When we resist asking for support, it is a sign that one or both of us are stuck in the Rescuing role as we focus on fixing the situation or saving others. It’s not pretty watching two Rescuers trying to “one up” each other by being overly helpful but not allowing the other to help. Whew! What drama!

We have noticed it also may be hard for Persecutors to ask for help. They don’t like asking for help because Persecutors want to control the situation and, if they ask for support, they may get information that doesn’t fit their plan or assume that it is a sign of weakness.

People stuck in the Victim mentality are a “mixed bag.” While they may want help from a Rescuer to fix or take care of them or their situation, they don’t like asking for support in the healthy sense, because if they ask for support, they might have to take responsibility to create an empowered life–which those who live in Victimhood want to avoid.

Not asking for help or support is a huge issue for anyone stuck in the Dreaded Drama Triangle (DDT)™. The rationale behind not asking for help may be different, but the pattern keeps all three roles in the reactive DDT patterns.

In order to shift into the TED* (*The Empowerment Dynamic)™ roles of Creator, Challenger and Coach, it is essential to first recognize the behavior that keeps you in the DDT roles and asking for support. We guarantee, from personal experience, resisting asking for help will keep you in the reactive roles of Victim, Rescuer and Persecutor.

Observe when you resist asking for help.
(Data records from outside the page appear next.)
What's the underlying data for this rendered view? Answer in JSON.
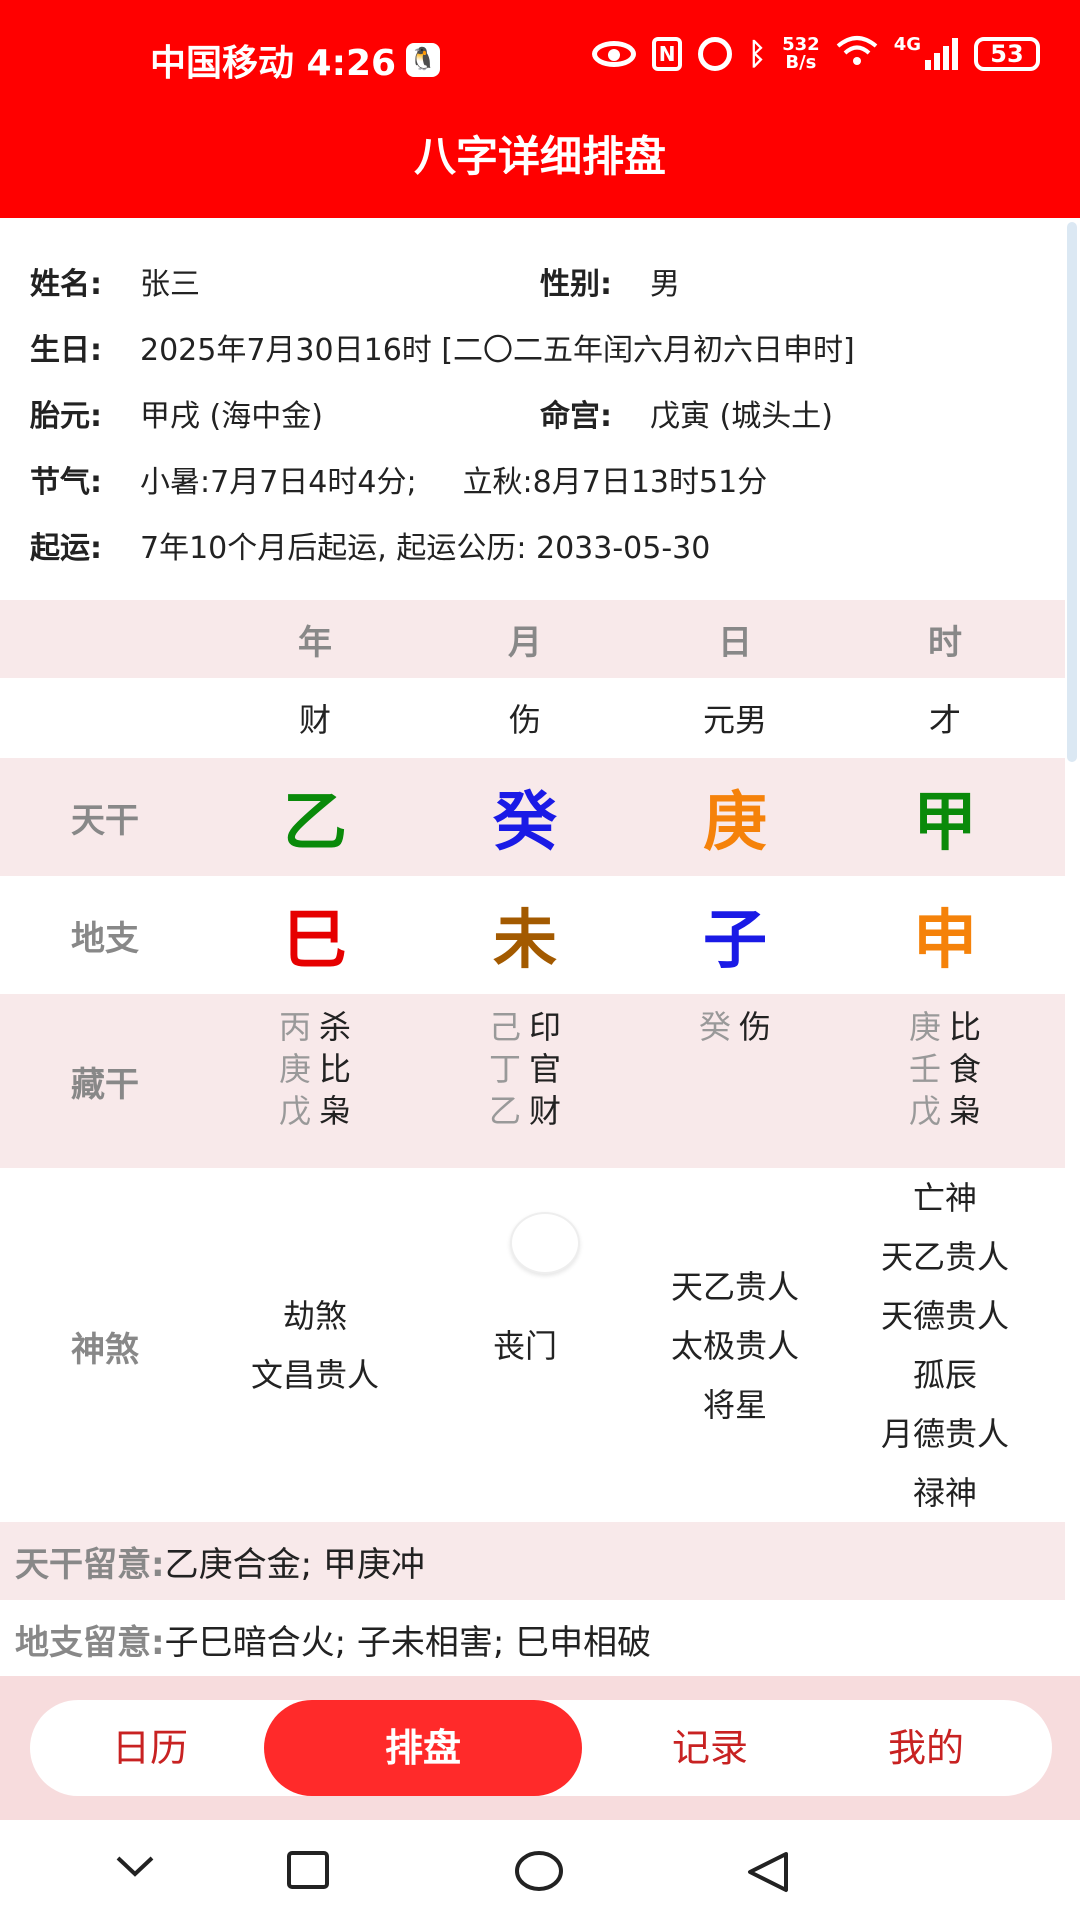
{
  "status_bar": {
    "carrier_time": "中国移动 4:26",
    "net_speed_top": "532",
    "net_speed_bottom": "B/s",
    "network": "4G",
    "battery": "53"
  },
  "header": {
    "title": "八字详细排盘"
  },
  "info": {
    "name_label": "姓名:",
    "name_value": "张三",
    "gender_label": "性别:",
    "gender_value": "男",
    "birthday_label": "生日:",
    "birthday_value": "2025年7月30日16时 [二〇二五年闰六月初六日申时]",
    "taiyuan_label": "胎元:",
    "taiyuan_value": "甲戌 (海中金)",
    "minggong_label": "命宫:",
    "minggong_value": "戊寅 (城头土)",
    "jieqi_label": "节气:",
    "jieqi_value1": "小暑:7月7日4时4分;",
    "jieqi_value2": "立秋:8月7日13时51分",
    "qiyun_label": "起运:",
    "qiyun_value": "7年10个月后起运,  起运公历: 2033-05-30"
  },
  "grid": {
    "columns": [
      "年",
      "月",
      "日",
      "时"
    ],
    "shishen": [
      "财",
      "伤",
      "元男",
      "才"
    ],
    "tiangan_label": "天干",
    "tiangan": [
      "乙",
      "癸",
      "庚",
      "甲"
    ],
    "tiangan_colors": [
      "#0a8a0a",
      "#1a1ae6",
      "#f5820a",
      "#0a8a0a"
    ],
    "dizhi_label": "地支",
    "dizhi": [
      "巳",
      "未",
      "子",
      "申"
    ],
    "dizhi_colors": [
      "#e60000",
      "#a35a00",
      "#1a1ae6",
      "#f5820a"
    ],
    "canggan_label": "藏干",
    "canggan": [
      [
        {
          "stem": "丙",
          "god": "杀"
        },
        {
          "stem": "庚",
          "god": "比"
        },
        {
          "stem": "戊",
          "god": "枭"
        }
      ],
      [
        {
          "stem": "己",
          "god": "印"
        },
        {
          "stem": "丁",
          "god": "官"
        },
        {
          "stem": "乙",
          "god": "财"
        }
      ],
      [
        {
          "stem": "癸",
          "god": "伤"
        }
      ],
      [
        {
          "stem": "庚",
          "god": "比"
        },
        {
          "stem": "壬",
          "god": "食"
        },
        {
          "stem": "戊",
          "god": "枭"
        }
      ]
    ],
    "shensha_label": "神煞",
    "shensha": [
      [
        "劫煞",
        "文昌贵人"
      ],
      [
        "丧门"
      ],
      [
        "天乙贵人",
        "太极贵人",
        "将星"
      ],
      [
        "亡神",
        "天乙贵人",
        "天德贵人",
        "孤辰",
        "月德贵人",
        "禄神"
      ]
    ]
  },
  "notes": {
    "tiangan_label": "天干留意:",
    "tiangan_value": "乙庚合金; 甲庚冲",
    "dizhi_label": "地支留意:",
    "dizhi_value": "子巳暗合火; 子未相害; 巳申相破"
  },
  "tabs": [
    {
      "label": "日历",
      "active": false
    },
    {
      "label": "排盘",
      "active": true
    },
    {
      "label": "记录",
      "active": false
    },
    {
      "label": "我的",
      "active": false
    }
  ],
  "nav_icons": [
    "chevron-down-icon",
    "square-icon",
    "circle-icon",
    "back-triangle-icon"
  ]
}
Do you:

  • Assume that others should be able to read your mind and know what you need or want?
  • Assume that you should know what others are thinking or experiencing (for instance, they are too busy to be bothered) and, therefore, don’t ask for their input or support?
  • Criticize yourself or apologize for asking for help?
  • Feel exhausted or isolated because you resist asking for support?
  • Become angry or frustrated when others ask how they can support you?

When we resist asking for help or support, we may not see ourselves as co-creators on equal footing with others. This keeps us separate and unable to co-create together.

We are all partners in the creating process. We invite you to take note when you resist asking (and receiving) help from others. When you see yourself and others as fellow Co-Creators, the limiting idea that you can “go it alone” begins to fall away and you will be ready to more fully embrace an empowered life.